DUNIA kerja kita memasuki babak baru perkembangan teknologi. Di dunia pendidikan, dosen artificial intelligence (AI) kali pertama diluncurkan. Penggunanya, Universitas Teknokrat Indonesia (UTI), Bandar Lampung, mulai 25 April lalu. Kantor Imigrasi Soekarno-Hatta Jakarta juga ”merekrut” empat pegawai AI untuk menangani komunikasi dan kehumasan.
Saat ini UTI maupun Kantor Imigrasi Soekarno-Hatta mengklaim pegawai AI itu tidak menggantikan pegawai manusia secara keseluruhan. Mereka menyebut AI-AI itu akan membantu pekerjaan, baik dosen maupun pegawai komunikasi dan kehumasan, agar lebih efisien dan efektif.
Itu, tentu saja, karena tahap awal. Ke depan semua fungsi dan tugas dosen tentu bisa dikerjakan dosen AI tersebut. Dosen AI yang bernama Alpha itu dibuat mirip dosen terbaik UTI. Proses pembuatannya dimulai dengan mengumpulkan perilaku dan cara pengajaran dosen-dosen terbaik UTI. Data diproses dan dianalisis tim ahli AI yang dibantu teknologi AI.
Selanjutnya, dibangun model AI yang dapat meniru perilaku dan cara pengajaran dosen-dosen yang menjadi model. Dosen AI itu terus disempurnakan dengan pelatihan dan pengujian sehingga benar-benar dapat memberikan pengajaran yang sama dengan dosen terbaik yang menjadi model.
Dosen AI tersebut tentu punya banyak kelebihan. Dari sisi bahasa, misalnya. Alpha bisa memberikan perkuliahan dengan bahasa Indonesia, bahasa Inggris, hingga bahasa Mandarin. Tinggal disesuaikan saja dengan bahasa mahasiswanya. Profil dosen AI itu pun dibuat sebagai sosok dosen pria muda yang energik, pintar, dan good looking sehingga cukup menarik.
Dosen AI itu bisa menjadi solusi luar biasa bagi kampus-kampus yang tak memiliki banyak dosen. Bisa dipekerjakan 24 jam nonstop, bisa mengajar dengan baik, dan menjawab pertanyaan mahasiswa dengan jawaban akademis yang tepat.

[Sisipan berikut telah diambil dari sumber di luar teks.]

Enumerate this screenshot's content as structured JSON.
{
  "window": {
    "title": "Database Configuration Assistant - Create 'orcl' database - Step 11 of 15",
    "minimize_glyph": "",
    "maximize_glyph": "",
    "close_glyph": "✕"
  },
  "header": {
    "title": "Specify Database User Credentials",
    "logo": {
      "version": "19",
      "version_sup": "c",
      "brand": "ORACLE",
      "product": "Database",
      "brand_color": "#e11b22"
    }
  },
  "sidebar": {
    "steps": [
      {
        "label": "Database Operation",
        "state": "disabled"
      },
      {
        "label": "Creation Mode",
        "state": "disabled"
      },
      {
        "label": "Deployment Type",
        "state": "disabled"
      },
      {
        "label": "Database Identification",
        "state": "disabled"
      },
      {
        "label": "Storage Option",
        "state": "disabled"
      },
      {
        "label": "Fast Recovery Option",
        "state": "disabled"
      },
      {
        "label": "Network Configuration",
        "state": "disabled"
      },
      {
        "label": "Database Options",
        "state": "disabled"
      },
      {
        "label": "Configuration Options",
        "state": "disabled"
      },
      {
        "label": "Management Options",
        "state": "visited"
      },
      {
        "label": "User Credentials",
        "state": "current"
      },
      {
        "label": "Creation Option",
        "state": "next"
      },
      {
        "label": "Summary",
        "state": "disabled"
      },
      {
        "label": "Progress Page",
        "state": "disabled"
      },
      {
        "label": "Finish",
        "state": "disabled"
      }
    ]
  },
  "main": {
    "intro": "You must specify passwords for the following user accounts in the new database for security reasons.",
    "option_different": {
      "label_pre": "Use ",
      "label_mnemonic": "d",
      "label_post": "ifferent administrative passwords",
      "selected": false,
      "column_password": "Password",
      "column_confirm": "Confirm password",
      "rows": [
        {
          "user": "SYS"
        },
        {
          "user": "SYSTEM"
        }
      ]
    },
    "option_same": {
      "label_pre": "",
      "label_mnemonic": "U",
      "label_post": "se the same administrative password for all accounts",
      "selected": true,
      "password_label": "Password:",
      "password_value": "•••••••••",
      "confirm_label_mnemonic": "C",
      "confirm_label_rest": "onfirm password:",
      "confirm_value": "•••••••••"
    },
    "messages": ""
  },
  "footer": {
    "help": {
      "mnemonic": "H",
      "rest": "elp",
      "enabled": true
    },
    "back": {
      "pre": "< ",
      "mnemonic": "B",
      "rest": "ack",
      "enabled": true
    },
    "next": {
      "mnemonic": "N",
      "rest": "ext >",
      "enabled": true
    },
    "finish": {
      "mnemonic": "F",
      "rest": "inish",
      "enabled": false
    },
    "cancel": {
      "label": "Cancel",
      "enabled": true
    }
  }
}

Secara konsep, dosen AI itu tak ubahnya AI berbasis teks seperti ChatGPT atau openAI. Yang akhir-akhir ini memusingkan para dosen karena mahasiswa menggunakan AI itu untuk mengerjakan tugas. Pada dosen AI milik UTI tersebut, jawaban teks itu ditransfer ke suara sehingga jawaban tersebut tak ubahnya orang yang berbicara.
Teknologi AI kini memang luar biasa pintar. ChatGPT, misalnya, cukup andal untuk membantu pekerjaan akademik. Mencari jurnal bereputasi pada topik-topik yang diinginkan, misalnya. Juga, bisa menjawab pertanyaan dengan jawaban yang akademis. Bahkan, menjawab soal matematika, statistika, atau fisika yang sulit sekalipun. Tentu, ada kelemahan pada objek-objek tertentu yang minim informasi.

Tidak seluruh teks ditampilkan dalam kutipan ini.